Sederhana saja tak kemas judul itu. Saat membaca satu poin makalah yang di jabarkan oleh kepala Dinas Kebudayaan dan Pariwisata provinsi NTB. Romawi 8 poin 9, tentang program-program penyuluhan sadar wisata di garis Kebijakan Pengembangan SDM, upaya Memobilisasi LSM di garda depan. Tepatnya acara Sosialisasi dan Promosi Daya Tarik Wisata Kawasan Konservasi. Hotel Lombok Raya tanggal 29 Mei 2006 lalu.
Tentu saja telah diawali dengan materi pendahulu. Di tunjang letak propinsi NTB yang strategis, berada pada kawasan wisata segitiga emas (Bali-Toraja-P. Komodo). Sehingga sangat wajar ketika sektor pariwisata diharapkan sebagai prioritas pembangunan kedua setelah sektor pertanian. Namun secara bertahap nantinya akan merupakan prioritas utama. Berbekal kesempatan mengembangkan diri, sejalan pelaksanaan otonomi daerah. Tak lupa berkutat pada semangat slogan “ Kembali pada Alam”.
Menjadi menarik, sebab acara ini dimotori oleh 3 kubu otorita pemangku utama (stake holder). Dinas Kebudayaan dan Pariwisata, BKSDA(Balai Konservasi Sumber Daya Alam) dan ASITA wilayah NTB( Asosiasi Perusahaan Jasa perjalanan Wisata Indonesia).
Alam dan Prospek wisata
Mengulas posisi strategis wilayah, tidak bisa dilupakan mengenai karakteristik dan status kawasan. Terutama 3 pondasi sistim pembagian zonasi. Meliputi Zona Perlindungan, Zona Pengawetan dan Zona Pemanfaatan.
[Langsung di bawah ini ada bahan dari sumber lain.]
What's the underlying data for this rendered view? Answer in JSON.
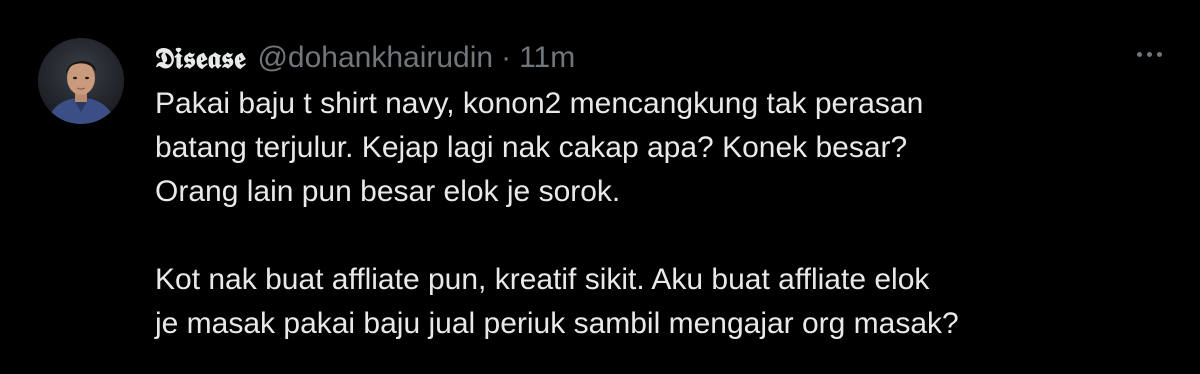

Yang apapun dalilnya memanfaatkan bias berarti “ekploitasi”. Hanya penekanannya tetap pada koridor kelestarian fungsi dan mutu lingkungan. Berpegang pada pengembangan konsep-konsep daya dukung dan biaya lingkungan.
Acuan Perda Pemprop NTB no.9 tahun 1989 telah menetapkan kawasan pengembangan pariwisata menjadi 15 wilayah. Terbagi 9 lokasi di Pulau Lombok dan 6 kawasan di Pulau Sumbawa. Menyadarkan kita betapa sangat besar potensi yang di miliki oleh wilayah NTB.
Lalu timbul pertanyaan, berapa sih luas lahan kawasan tersebut??? Apakah sama luasnya sejak di tetapkan tahun1989 hingga 15 tahun terakhir. Masih relevan-kah zona pemanfaatan tadi dijadikan kajian wacana? Bukan kendala jika data-base pendukungnya akurat. Cukup dengan tehnologi intip via citra satelit. Misalnya tutupan tajuk pohon(kanopi), dapat dibandingkan pada 2 atau lebih gambar papar peta citra dengan beda interval tahun yang di inginkan. Cakupan luas lahan potensi alam dapat di ketahui. Bentang alam seketika berubah hanya seukuran display monitor komputer. Lengkap variabel-variabel pendukung data survey lapangan terkemas dalam software penyerta. Tehnologi ini dikenal dengan nama Remote Sensing berbasis aplikasi olah data GIS = Geodetic Information System ( Sistem Informasi Geografis).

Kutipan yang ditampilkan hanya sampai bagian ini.